If you live in Sydney or Melbourne and you’re struggling with the mortgage and cost of living, Brisbane is a fantastic alternative. It offers big city job opportunities, high quality education options and the chance to transform your financial future.

The boom delivered Sydney and Melbourne home owners a capital gain of up to 75% – that’s enormous new equity that could be cashed in to fund an amazing new lifestyle with far less mortgage stress up north. Plus, you’d be buying in just before Brisbane’s next wave of price growth. It’s the perfect scenario.

I believe the area from the Gold Coast to Toowoomba and up to the Sunshine Coast is Australia’s golden triangle right now.

Toowoomba, with its expanded airport facilities which have opened up easy access to the south, is the perfect and affordable treechange destination. Known as Queensland’s Garden City, about 2,300 people moved here from Brisbane last year for its cheaper house prices and enjoyable regional city lifestyle.

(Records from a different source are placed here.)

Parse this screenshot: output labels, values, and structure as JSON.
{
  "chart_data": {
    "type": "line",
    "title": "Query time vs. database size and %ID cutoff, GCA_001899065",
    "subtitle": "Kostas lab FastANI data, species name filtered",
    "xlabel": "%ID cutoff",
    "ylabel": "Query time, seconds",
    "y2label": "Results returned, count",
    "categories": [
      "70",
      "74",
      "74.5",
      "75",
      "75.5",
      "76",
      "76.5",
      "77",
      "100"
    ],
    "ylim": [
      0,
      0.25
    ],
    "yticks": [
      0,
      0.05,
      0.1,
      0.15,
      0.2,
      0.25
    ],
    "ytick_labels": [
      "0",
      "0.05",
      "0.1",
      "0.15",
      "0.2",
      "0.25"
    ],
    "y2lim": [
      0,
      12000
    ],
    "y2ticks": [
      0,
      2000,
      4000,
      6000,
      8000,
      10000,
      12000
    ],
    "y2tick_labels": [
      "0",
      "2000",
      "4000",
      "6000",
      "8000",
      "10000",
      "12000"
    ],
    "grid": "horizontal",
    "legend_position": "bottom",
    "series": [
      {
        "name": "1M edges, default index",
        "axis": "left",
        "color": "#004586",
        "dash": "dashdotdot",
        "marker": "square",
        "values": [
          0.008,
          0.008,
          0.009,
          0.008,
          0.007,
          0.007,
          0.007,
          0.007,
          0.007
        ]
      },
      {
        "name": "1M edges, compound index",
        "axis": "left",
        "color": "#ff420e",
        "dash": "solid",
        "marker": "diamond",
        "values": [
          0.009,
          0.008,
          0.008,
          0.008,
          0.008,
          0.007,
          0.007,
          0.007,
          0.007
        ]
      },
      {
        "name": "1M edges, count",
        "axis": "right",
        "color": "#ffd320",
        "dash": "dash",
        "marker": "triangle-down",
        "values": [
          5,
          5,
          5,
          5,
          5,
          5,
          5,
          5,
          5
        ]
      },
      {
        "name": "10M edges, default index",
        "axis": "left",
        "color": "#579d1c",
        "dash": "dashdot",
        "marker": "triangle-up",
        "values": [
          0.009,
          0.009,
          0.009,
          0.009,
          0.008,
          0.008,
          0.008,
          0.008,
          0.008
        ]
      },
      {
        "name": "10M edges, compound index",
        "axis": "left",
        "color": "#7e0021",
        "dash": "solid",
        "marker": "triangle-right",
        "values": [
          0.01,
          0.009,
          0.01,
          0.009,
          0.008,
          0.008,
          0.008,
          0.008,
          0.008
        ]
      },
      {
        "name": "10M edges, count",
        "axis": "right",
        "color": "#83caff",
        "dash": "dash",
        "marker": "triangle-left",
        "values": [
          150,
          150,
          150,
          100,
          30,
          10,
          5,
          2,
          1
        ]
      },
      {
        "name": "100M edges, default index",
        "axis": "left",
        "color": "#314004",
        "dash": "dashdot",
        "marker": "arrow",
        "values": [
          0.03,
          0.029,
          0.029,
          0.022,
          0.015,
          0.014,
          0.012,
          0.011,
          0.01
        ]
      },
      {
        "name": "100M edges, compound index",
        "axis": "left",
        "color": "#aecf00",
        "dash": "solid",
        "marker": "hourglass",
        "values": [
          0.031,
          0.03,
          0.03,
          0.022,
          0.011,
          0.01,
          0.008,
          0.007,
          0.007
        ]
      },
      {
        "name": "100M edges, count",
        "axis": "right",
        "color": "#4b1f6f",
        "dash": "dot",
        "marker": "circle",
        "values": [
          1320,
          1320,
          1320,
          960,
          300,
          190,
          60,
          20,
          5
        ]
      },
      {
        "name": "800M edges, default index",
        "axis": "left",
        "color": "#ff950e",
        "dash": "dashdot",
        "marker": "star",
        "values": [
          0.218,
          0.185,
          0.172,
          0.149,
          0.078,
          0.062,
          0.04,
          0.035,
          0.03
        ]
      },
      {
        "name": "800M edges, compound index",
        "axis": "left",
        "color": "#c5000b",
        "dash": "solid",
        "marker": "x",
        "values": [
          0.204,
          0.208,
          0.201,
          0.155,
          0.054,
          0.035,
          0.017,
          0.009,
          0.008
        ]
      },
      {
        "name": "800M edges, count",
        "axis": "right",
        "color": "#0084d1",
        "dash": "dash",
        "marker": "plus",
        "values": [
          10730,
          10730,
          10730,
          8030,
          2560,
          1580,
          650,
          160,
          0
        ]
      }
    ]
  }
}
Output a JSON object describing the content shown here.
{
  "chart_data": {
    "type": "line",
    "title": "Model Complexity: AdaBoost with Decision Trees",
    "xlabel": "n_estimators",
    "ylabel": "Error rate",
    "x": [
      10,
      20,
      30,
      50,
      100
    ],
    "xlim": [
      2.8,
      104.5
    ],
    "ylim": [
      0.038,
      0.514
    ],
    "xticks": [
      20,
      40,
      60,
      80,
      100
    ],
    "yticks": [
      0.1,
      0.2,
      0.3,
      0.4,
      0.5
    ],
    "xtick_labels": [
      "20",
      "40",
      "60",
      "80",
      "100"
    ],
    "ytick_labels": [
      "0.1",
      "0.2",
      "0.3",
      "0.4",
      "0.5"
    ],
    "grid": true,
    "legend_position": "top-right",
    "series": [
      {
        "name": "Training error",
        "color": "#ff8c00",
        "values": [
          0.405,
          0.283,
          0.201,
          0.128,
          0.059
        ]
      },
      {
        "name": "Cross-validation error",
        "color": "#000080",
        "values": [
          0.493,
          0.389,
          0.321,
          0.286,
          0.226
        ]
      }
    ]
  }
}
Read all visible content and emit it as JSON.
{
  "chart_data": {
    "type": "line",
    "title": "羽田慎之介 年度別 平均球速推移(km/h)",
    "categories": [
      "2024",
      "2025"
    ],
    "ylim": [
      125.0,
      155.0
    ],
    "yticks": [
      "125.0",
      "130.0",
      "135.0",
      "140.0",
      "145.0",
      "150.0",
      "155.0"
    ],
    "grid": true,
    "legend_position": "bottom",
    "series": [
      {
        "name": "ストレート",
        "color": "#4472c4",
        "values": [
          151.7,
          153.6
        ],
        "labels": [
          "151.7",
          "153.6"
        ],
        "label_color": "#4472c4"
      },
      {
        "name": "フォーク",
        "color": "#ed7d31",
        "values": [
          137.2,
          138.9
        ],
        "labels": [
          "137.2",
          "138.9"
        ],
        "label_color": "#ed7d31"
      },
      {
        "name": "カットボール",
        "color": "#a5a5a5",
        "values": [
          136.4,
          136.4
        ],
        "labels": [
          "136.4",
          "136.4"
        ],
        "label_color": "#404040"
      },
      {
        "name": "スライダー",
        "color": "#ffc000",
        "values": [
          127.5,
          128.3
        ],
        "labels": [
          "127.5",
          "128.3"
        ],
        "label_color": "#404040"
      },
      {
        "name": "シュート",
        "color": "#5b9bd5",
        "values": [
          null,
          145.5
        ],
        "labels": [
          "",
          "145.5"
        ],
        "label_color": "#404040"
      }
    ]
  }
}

Both the Gold Coast and Sunshine Coast are also appealing sea change options benefitting from a raft of new infrastructure that will drive further population growth and generate more local jobs.

Brisbane is one of the world’s great cities but I don’t think this is fully realised as yet. If you haven’t been to Brisbane for a number of years, get on a plane. This is a thriving city that offers many of the lifestyle amenities you love about the southern capitals but at a much cheaper price.

I think Brisbane will also become very attractive to migration and investment from Asia in the years ahead.

South East Queensland is offering opportunity everywhere for both owner occupiers and investors alike. Now’s the time to consider what Australia’s premier lifestyle market can do for you!